5. A process as claimed in claim 1 or 2 wherein the oil used for making the reverse micelle and reverse microemulsion in hydrocarbon oil which is a closed chain hydrocarbon containing six carbon atoms (C.sub.6) such as cyclohexane.
6. A process as claimed in claim 1 or 2 wherein the co-surfactant is a short chain alcohol selected from butanol, pentanol and hexanol for stabilizing the reverse microemulsions.

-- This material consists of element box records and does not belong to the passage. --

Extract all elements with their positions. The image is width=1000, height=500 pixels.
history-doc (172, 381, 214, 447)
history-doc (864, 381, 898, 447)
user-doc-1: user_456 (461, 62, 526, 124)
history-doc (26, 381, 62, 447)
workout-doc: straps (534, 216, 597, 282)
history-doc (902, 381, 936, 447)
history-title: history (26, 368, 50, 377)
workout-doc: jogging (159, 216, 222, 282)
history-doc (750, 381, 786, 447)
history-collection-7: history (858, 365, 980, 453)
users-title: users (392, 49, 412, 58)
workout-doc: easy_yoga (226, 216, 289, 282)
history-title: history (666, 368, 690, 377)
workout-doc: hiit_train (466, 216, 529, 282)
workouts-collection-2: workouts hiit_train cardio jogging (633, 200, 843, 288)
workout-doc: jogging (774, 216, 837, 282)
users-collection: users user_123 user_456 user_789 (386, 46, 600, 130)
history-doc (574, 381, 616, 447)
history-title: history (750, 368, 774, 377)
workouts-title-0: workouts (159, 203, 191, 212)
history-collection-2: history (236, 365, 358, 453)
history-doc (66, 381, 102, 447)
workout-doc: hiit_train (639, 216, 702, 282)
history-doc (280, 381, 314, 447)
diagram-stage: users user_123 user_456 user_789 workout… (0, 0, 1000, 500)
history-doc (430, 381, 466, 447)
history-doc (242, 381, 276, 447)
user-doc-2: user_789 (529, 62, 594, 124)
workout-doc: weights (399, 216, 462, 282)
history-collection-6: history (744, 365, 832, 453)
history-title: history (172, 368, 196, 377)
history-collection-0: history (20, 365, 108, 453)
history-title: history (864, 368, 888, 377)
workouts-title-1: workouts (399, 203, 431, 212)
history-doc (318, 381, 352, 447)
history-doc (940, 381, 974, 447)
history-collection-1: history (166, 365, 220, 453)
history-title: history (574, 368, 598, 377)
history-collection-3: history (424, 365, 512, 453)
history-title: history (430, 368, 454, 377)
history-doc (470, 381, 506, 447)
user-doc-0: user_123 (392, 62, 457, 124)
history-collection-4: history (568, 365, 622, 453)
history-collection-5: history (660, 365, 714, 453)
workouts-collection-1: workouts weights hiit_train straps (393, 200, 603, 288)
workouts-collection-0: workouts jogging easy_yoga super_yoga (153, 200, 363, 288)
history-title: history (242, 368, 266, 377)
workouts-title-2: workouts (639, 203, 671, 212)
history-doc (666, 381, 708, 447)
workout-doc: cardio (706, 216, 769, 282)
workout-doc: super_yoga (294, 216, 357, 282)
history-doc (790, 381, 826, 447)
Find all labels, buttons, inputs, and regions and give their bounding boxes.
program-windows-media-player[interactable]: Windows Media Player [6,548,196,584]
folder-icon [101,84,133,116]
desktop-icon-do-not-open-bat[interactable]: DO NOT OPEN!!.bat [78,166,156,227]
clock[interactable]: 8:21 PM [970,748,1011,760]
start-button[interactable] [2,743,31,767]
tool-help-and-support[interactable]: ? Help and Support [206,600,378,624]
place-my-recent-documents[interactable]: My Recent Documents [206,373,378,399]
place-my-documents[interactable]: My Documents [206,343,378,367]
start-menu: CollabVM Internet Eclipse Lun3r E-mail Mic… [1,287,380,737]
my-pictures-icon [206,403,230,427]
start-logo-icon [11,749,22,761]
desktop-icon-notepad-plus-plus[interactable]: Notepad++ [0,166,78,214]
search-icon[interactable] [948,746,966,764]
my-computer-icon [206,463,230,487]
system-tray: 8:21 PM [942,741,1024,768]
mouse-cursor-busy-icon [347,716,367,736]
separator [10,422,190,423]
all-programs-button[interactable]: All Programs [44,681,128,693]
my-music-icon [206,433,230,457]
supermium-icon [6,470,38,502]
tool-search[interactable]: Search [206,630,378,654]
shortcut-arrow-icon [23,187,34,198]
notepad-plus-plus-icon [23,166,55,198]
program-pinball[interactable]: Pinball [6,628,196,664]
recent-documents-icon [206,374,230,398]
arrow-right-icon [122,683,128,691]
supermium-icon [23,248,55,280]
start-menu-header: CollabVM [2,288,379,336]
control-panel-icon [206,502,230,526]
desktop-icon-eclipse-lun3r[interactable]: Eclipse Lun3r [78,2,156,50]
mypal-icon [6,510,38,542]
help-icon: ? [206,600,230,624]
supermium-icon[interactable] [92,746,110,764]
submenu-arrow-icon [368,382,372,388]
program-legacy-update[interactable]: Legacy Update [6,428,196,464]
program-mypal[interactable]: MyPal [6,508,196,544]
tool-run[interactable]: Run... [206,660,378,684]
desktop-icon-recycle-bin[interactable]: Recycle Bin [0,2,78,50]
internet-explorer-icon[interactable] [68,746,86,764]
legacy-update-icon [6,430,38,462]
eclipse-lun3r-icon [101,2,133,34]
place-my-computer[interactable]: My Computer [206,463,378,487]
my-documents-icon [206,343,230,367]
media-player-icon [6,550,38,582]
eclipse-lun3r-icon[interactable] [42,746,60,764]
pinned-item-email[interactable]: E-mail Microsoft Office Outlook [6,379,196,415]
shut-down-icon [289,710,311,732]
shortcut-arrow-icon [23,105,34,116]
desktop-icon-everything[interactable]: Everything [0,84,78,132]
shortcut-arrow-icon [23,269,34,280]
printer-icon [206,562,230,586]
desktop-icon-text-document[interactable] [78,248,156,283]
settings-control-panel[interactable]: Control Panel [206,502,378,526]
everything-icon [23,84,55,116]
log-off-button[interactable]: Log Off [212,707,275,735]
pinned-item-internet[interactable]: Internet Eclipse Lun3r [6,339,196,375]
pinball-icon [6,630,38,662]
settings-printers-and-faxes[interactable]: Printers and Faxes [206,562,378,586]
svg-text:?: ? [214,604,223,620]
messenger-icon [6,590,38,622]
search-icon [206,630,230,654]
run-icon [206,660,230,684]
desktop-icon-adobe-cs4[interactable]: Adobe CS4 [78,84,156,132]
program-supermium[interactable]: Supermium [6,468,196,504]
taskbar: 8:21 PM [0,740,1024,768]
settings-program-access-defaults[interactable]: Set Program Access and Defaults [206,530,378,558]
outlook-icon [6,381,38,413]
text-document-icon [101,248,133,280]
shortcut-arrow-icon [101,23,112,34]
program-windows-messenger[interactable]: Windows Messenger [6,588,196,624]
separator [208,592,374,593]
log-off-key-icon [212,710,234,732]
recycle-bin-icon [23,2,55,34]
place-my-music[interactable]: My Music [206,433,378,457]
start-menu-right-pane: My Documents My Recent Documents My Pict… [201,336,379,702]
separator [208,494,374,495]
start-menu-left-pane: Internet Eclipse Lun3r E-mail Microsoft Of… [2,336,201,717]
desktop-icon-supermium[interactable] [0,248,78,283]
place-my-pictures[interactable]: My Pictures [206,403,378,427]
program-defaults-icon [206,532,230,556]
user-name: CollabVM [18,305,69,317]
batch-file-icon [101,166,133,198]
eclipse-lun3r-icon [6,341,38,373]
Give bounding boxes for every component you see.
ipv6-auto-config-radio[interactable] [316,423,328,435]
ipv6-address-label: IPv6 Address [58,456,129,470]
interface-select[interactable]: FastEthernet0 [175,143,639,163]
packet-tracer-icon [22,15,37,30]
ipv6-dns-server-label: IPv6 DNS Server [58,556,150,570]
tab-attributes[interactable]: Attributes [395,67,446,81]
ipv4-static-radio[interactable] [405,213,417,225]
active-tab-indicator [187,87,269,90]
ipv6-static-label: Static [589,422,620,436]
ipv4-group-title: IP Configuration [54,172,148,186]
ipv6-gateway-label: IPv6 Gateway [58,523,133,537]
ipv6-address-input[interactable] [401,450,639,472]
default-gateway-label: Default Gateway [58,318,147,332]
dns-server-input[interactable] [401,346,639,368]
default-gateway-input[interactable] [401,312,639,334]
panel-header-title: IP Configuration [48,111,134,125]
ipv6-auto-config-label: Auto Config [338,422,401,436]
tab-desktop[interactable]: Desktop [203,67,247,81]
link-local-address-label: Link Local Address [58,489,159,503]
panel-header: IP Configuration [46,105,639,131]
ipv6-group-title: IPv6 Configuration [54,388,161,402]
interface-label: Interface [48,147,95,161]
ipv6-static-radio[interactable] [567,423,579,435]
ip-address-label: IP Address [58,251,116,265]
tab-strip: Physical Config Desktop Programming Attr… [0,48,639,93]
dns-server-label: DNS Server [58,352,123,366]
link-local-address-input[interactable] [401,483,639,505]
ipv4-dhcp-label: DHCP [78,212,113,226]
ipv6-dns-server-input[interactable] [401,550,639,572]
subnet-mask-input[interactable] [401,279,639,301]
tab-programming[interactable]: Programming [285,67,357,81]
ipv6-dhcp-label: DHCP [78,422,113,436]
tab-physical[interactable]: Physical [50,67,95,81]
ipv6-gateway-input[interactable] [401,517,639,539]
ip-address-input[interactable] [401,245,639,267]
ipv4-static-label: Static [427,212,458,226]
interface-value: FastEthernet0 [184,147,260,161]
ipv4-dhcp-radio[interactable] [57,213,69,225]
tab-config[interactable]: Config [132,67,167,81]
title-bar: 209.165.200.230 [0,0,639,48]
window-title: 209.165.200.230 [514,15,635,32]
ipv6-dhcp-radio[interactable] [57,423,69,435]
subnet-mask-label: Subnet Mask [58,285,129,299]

7. A process as claimed in claim 1 or 2 wherein the separation of nanoparticles is carried out by precipitating with ethanol or methanol : benzene (1:3) mixture followed by centrifugation at a speed of 2000-5000 rpm and washing the same with ethanol or methanol: benzene (1 : 3) mixture.
8. A process as claimed in claim 1 or 2 wherein the nanoparticles after separating are dispersed in water or other solvent according to the requirement by agitation or by slight sonication.
9. A process as claimed in claim 1 or 2, wherein the molar ratio of water to surfactant (Wo) ranges from 3-20.